Writing best practices to optimize RAG applications - AWS Prescriptive Guidance

Writing best practices to optimize RAG applications

Ivan Cui and Samantha Stuart, Amazon Web Services

July 2025 (document history)

Large language models (LLMs) have revolutionized the field of artificial intelligence with their remarkable ability to understand and generate human-like text. However, they face a significant limitation: they can only work with knowledge contained in their training data. This is where Retrieval Augmented Generation (RAG) helps. It offers a solution that combines LLMs with external knowledge sources, such as your organization's data and documents. Through a two-stage process that involves information retrieval and response generation, RAG enables AI systems to access and incorporate up-to-date information from various sources, resulting in more accurate and informed responses that bridge the gap between static model knowledge and dynamic real-world information needs.

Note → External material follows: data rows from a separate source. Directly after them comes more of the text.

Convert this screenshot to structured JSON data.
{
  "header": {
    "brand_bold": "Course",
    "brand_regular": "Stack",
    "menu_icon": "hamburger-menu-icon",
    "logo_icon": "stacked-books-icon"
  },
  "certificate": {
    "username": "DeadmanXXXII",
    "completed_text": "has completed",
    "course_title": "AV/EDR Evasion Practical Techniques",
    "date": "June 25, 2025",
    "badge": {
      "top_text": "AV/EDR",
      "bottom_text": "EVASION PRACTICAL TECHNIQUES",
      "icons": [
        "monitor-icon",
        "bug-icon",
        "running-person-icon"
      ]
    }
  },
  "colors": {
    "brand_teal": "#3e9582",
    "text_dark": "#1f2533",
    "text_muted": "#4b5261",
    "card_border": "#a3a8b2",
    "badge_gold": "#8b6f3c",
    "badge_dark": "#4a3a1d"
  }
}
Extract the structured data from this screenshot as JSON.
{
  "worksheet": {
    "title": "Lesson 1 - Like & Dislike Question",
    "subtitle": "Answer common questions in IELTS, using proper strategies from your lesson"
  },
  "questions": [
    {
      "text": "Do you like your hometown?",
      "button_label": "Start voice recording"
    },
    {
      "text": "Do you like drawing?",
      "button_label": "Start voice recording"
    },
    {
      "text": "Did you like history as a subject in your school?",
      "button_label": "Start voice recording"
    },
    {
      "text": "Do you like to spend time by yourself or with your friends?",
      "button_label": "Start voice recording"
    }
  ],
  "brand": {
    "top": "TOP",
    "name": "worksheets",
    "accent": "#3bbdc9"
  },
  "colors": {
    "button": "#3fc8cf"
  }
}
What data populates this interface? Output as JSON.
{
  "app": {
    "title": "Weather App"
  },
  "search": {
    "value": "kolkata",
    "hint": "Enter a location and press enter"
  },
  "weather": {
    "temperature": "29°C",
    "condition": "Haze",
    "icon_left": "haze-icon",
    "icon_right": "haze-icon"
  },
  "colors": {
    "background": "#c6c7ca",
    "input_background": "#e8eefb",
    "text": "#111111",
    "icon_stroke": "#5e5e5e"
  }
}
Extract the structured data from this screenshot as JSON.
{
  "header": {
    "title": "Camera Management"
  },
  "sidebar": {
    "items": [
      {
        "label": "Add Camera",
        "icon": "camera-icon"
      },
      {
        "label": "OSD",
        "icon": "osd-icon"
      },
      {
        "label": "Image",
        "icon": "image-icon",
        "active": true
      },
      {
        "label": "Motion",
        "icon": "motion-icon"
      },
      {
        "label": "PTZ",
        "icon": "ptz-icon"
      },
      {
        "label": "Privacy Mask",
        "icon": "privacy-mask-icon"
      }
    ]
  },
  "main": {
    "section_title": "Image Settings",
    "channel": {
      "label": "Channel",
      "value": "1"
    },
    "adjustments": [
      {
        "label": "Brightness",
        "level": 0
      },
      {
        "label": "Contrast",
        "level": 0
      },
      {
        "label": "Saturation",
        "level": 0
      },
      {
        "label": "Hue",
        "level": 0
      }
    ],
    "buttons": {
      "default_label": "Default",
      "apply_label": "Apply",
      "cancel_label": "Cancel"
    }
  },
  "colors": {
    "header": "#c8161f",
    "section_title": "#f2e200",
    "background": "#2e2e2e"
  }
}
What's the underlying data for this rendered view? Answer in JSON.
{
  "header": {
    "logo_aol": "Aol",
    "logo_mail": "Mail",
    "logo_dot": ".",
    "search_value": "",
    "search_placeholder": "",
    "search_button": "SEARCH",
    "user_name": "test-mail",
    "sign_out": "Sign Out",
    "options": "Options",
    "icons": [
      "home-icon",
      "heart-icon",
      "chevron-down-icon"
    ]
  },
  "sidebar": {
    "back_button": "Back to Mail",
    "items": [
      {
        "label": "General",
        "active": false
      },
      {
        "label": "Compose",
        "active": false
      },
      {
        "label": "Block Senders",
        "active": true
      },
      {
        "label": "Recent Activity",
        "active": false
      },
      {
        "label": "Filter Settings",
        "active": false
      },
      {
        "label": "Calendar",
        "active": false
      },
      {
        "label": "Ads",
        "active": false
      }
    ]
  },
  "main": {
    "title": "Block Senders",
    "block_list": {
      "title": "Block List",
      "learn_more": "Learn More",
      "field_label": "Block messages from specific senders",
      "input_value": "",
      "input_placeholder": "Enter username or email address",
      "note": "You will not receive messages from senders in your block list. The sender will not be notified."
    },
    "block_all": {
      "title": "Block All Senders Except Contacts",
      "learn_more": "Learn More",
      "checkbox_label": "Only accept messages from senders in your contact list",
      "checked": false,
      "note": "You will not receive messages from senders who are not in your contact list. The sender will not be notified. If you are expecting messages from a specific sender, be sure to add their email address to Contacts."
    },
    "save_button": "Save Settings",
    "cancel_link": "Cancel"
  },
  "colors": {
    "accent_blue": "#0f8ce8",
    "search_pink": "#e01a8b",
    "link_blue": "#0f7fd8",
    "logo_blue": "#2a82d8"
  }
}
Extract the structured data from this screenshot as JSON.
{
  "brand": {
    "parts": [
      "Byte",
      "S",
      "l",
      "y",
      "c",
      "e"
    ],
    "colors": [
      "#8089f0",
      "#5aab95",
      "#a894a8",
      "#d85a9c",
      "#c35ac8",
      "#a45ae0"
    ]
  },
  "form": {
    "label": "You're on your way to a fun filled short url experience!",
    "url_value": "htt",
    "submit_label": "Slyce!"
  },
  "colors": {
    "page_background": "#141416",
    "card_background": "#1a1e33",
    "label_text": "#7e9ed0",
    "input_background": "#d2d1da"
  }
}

How can you optimize content for retrieval in a RAG-based application? This guide provides best practices to help you optimize the formatting and writing style of text-based content in the knowledge base. Optimizing the content enhances the context that helps RAG applications understand task-specific information more accurately. When the system retrieves highly relevant and accurate content, then the quality of the LLM's response improves. Optimizing the context delivery process at a system level is called context engineering, and it forms an essential part of agentic RAG architectures. In agentic RAG, one or more additional LLMs reason and act on intake requests before the RAG execution. This facilitates a multi-step information delivery process. As RAG architectures grow increasingly complex, source content optimization remains the most direct means of delivering clear context to LLMs. These best practices are designed to help you maximize your organization's investment in a RAG application.

Intended audience

This guide is intended for AI engineers, data scientists, data engineers, or software developers who are building LLM applications with one or more RAG components. To understand the concepts and recommendations in this guide, you should be familiar with vector databases and prompts for LLMs.

Objectives

The recommendations in this guide can help you achieve the following:

  • Improve the accuracy and relevancy of responses generated by RAG applications by providing well-structured and semantically rich source documents, optimized for token usage and redundancy.

  • Help RAG applications to better understand domain-specific knowledge and context by providing clear definitions and explanations within source documents.

  • Facilitate easier maintenance and knowledge base updates for RAG applications by adhering to consistent formatting and structuring guidelines across source documents.

  • Improve the scalability of RAG solutions by breaking down large, monolithic documents into smaller, self-contained units that can be efficiently indexed and retrieved.